Cheyenne downtime planned August 7-11 to address ongoing network performance issues

June 26, 2023

The Cheyenne InfiniBand high-speed network continues to operate in a degraded state after the failure of two switches. CISL and HPE staff are planning to repair the network during a full system downtime the week of August 7.

As this repair is a very high priority, we are actively pursuing options to accelerate the repair and schedule an earlier maintenance window if at all possible.

The precise duration of the downtime is unknown until the extent of the remediation work is identified – some of which will need to be discovered when the downtime and required disassembly begins. Best estimates would be 3-4 days duration, with the possibility of 5 full days. Progress will be communicated through Notifier emails during the week.

During this time, all Cheyenne compute nodes will be unavailable. Login nodes are expected to remain up. The user cron services associated with Cheyenne will be rebooted briefly during the downtime window. Scheduler reservations will be put in place to ensure that all user jobs have completed by August 7 as the downtime begins.
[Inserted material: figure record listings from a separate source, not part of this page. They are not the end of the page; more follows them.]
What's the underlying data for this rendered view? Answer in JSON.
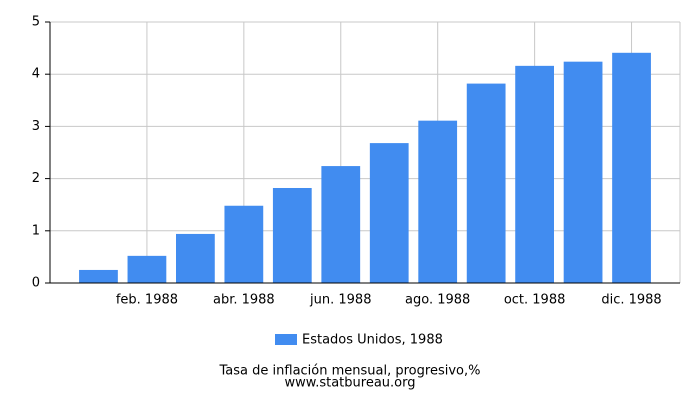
{
  "chart_data": {
    "type": "bar",
    "title": "Tasa de inflación mensual, progresivo,%",
    "source": "www.statbureau.org",
    "categories": [
      null,
      "feb. 1988",
      null,
      "abr. 1988",
      null,
      "jun. 1988",
      null,
      "ago. 1988",
      null,
      "oct. 1988",
      null,
      "dic. 1988"
    ],
    "series": [
      {
        "name": "Estados Unidos, 1988",
        "color": "#418cf0",
        "values": [
          0.25,
          0.52,
          0.94,
          1.48,
          1.82,
          2.24,
          2.68,
          3.11,
          3.82,
          4.16,
          4.24,
          4.41
        ]
      }
    ],
    "ylim": [
      0,
      5
    ],
    "yticks": [
      0,
      1,
      2,
      3,
      4,
      5
    ],
    "grid": true,
    "legend": "bottom"
  }
}
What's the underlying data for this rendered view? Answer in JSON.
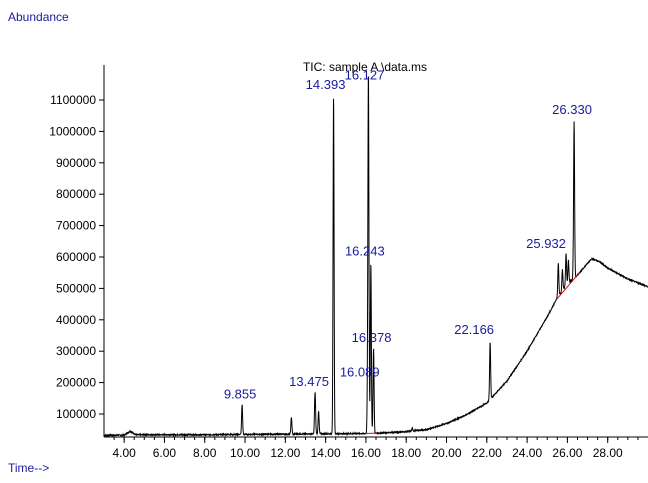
{
  "chart_data": {
    "type": "line",
    "title": "TIC: sample A \\data.ms",
    "ylabel": "Abundance",
    "xlabel": "Time-->",
    "xlim": [
      3.0,
      30.0
    ],
    "ylim": [
      20000,
      1170000
    ],
    "x_ticks": [
      "4.00",
      "6.00",
      "8.00",
      "10.00",
      "12.00",
      "14.00",
      "16.00",
      "18.00",
      "20.00",
      "22.00",
      "24.00",
      "26.00",
      "28.00"
    ],
    "y_ticks": [
      "100000",
      "200000",
      "300000",
      "400000",
      "500000",
      "600000",
      "700000",
      "800000",
      "900000",
      "1000000",
      "1100000"
    ],
    "peak_labels": [
      {
        "label": "9.855",
        "x": 9.855,
        "y": 130000
      },
      {
        "label": "13.475",
        "x": 13.475,
        "y": 170000
      },
      {
        "label": "14.393",
        "x": 14.393,
        "y": 1110000
      },
      {
        "label": "16.127",
        "x": 16.127,
        "y": 1140000
      },
      {
        "label": "16.243",
        "x": 16.243,
        "y": 580000
      },
      {
        "label": "16.378",
        "x": 16.378,
        "y": 310000
      },
      {
        "label": "16.089",
        "x": 16.089,
        "y": 200000
      },
      {
        "label": "22.166",
        "x": 22.166,
        "y": 330000
      },
      {
        "label": "25.932",
        "x": 25.932,
        "y": 610000
      },
      {
        "label": "26.330",
        "x": 26.33,
        "y": 1030000
      }
    ],
    "series": [
      {
        "baseline_points": [
          [
            3.0,
            32000
          ],
          [
            4.0,
            33000
          ],
          [
            4.3,
            45000
          ],
          [
            4.6,
            34000
          ],
          [
            6.0,
            34000
          ],
          [
            8.0,
            34000
          ],
          [
            10.0,
            35000
          ],
          [
            12.0,
            36000
          ],
          [
            14.0,
            37000
          ],
          [
            16.0,
            38000
          ],
          [
            17.0,
            40000
          ],
          [
            18.0,
            44000
          ],
          [
            19.0,
            50000
          ],
          [
            20.0,
            70000
          ],
          [
            21.0,
            98000
          ],
          [
            22.0,
            135000
          ],
          [
            23.0,
            205000
          ],
          [
            24.0,
            300000
          ],
          [
            25.0,
            410000
          ],
          [
            25.5,
            470000
          ],
          [
            26.0,
            515000
          ],
          [
            26.4,
            535000
          ],
          [
            26.8,
            565000
          ],
          [
            27.2,
            595000
          ],
          [
            27.6,
            585000
          ],
          [
            28.0,
            565000
          ],
          [
            29.0,
            530000
          ],
          [
            30.0,
            505000
          ]
        ],
        "peaks": [
          [
            9.855,
            130000
          ],
          [
            12.3,
            90000
          ],
          [
            13.475,
            170000
          ],
          [
            13.65,
            110000
          ],
          [
            14.393,
            1110000
          ],
          [
            16.089,
            200000
          ],
          [
            16.127,
            1140000
          ],
          [
            16.243,
            580000
          ],
          [
            16.378,
            310000
          ],
          [
            18.3,
            55000
          ],
          [
            22.166,
            330000
          ],
          [
            25.55,
            580000
          ],
          [
            25.75,
            560000
          ],
          [
            25.932,
            610000
          ],
          [
            26.05,
            590000
          ],
          [
            26.33,
            1030000
          ]
        ]
      }
    ]
  }
}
Any jobs that are queued when the downtime begins will be retained for execution when the systems return to service.

In the interim, users may continue to experience a higher rate of job failures than typical, particularly at large node counts. The following error messages are likely related to this network path error:

ERROR: Extracting flags from IB packet of unknown length
Transport retry count exceeded on mlx5_0:1/IB
MPT: rank XXX dropping unexpected RC packet from YYY …, presumed failover
Hung applications that eventually time out
(no error message, but no output, either)
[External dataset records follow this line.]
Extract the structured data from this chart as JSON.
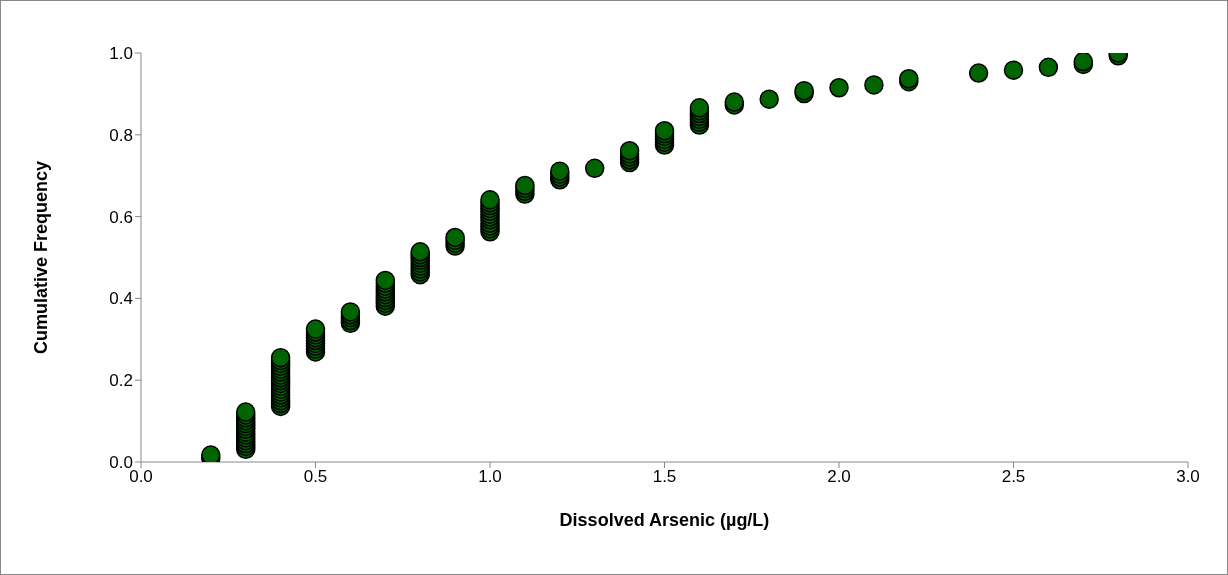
{
  "chart_data": {
    "type": "scatter",
    "xlabel": "Dissolved Arsenic (µg/L)",
    "ylabel": "Cumulative Frequency",
    "x": [
      0.2,
      0.2,
      0.3,
      0.3,
      0.3,
      0.3,
      0.3,
      0.3,
      0.3,
      0.3,
      0.3,
      0.3,
      0.3,
      0.3,
      0.3,
      0.3,
      0.4,
      0.4,
      0.4,
      0.4,
      0.4,
      0.4,
      0.4,
      0.4,
      0.4,
      0.4,
      0.4,
      0.4,
      0.4,
      0.4,
      0.4,
      0.4,
      0.4,
      0.4,
      0.5,
      0.5,
      0.5,
      0.5,
      0.5,
      0.5,
      0.5,
      0.5,
      0.5,
      0.6,
      0.6,
      0.6,
      0.6,
      0.6,
      0.7,
      0.7,
      0.7,
      0.7,
      0.7,
      0.7,
      0.7,
      0.7,
      0.7,
      0.7,
      0.8,
      0.8,
      0.8,
      0.8,
      0.8,
      0.8,
      0.8,
      0.8,
      0.8,
      0.9,
      0.9,
      0.9,
      0.9,
      1.0,
      1.0,
      1.0,
      1.0,
      1.0,
      1.0,
      1.0,
      1.0,
      1.0,
      1.0,
      1.0,
      1.0,
      1.1,
      1.1,
      1.1,
      1.1,
      1.2,
      1.2,
      1.2,
      1.2,
      1.3,
      1.4,
      1.4,
      1.4,
      1.4,
      1.4,
      1.5,
      1.5,
      1.5,
      1.5,
      1.5,
      1.5,
      1.6,
      1.6,
      1.6,
      1.6,
      1.6,
      1.6,
      1.6,
      1.7,
      1.7,
      1.8,
      1.9,
      1.9,
      2.0,
      2.1,
      2.2,
      2.2,
      2.4,
      2.5,
      2.6,
      2.7,
      2.7,
      2.8,
      2.8
    ],
    "values": [
      0.01,
      0.017,
      0.031,
      0.038,
      0.045,
      0.052,
      0.059,
      0.066,
      0.073,
      0.08,
      0.087,
      0.094,
      0.101,
      0.108,
      0.115,
      0.122,
      0.136,
      0.143,
      0.15,
      0.157,
      0.164,
      0.171,
      0.178,
      0.185,
      0.192,
      0.199,
      0.206,
      0.213,
      0.22,
      0.227,
      0.234,
      0.241,
      0.248,
      0.255,
      0.269,
      0.276,
      0.283,
      0.29,
      0.297,
      0.304,
      0.311,
      0.318,
      0.325,
      0.339,
      0.346,
      0.353,
      0.36,
      0.367,
      0.381,
      0.388,
      0.395,
      0.402,
      0.409,
      0.416,
      0.423,
      0.43,
      0.437,
      0.444,
      0.458,
      0.465,
      0.472,
      0.479,
      0.486,
      0.493,
      0.5,
      0.507,
      0.514,
      0.528,
      0.535,
      0.542,
      0.549,
      0.563,
      0.57,
      0.577,
      0.584,
      0.592,
      0.599,
      0.606,
      0.613,
      0.62,
      0.627,
      0.634,
      0.641,
      0.655,
      0.662,
      0.669,
      0.676,
      0.69,
      0.697,
      0.704,
      0.711,
      0.718,
      0.732,
      0.739,
      0.746,
      0.753,
      0.761,
      0.775,
      0.782,
      0.789,
      0.796,
      0.803,
      0.81,
      0.824,
      0.831,
      0.838,
      0.845,
      0.852,
      0.859,
      0.866,
      0.873,
      0.88,
      0.887,
      0.901,
      0.908,
      0.915,
      0.922,
      0.93,
      0.937,
      0.951,
      0.958,
      0.965,
      0.972,
      0.979,
      0.993,
      1.0
    ],
    "color": "#006400",
    "marker": "circle",
    "xlim": [
      0,
      3
    ],
    "xticks": [
      {
        "value": 0,
        "label": "0.0"
      },
      0.5,
      {
        "value": 1,
        "label": "1.0"
      },
      1.5,
      {
        "value": 2,
        "label": "2.0"
      },
      2.5,
      {
        "value": 3,
        "label": "3.0"
      }
    ],
    "ylim": [
      0,
      1
    ],
    "yticks": [
      {
        "value": 0,
        "label": "0.0"
      },
      0.2,
      0.4,
      0.6,
      0.8,
      {
        "value": 1,
        "label": "1.0"
      }
    ],
    "grid": false,
    "legend": false
  }
}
These messages may occur in application logs, and the failure modes can include immediate job termination or application hangs.

Until the network is repaired, current remediation options remain limited. Users are encouraged to resubmit failed jobs and include the PBS directive “#PBS -l place=group=rack” in their batch scripts when requiring 250 nodes or less. This will request PBS to select nodes from the same rack, perhaps reducing – but likely not eliminating – the impact of the failed switches. Users are also encouraged to reach out at the NCAR Research Computing (RC) Helpdesk to request core-hour refunds if significantly impacted by these ongoing disruptions.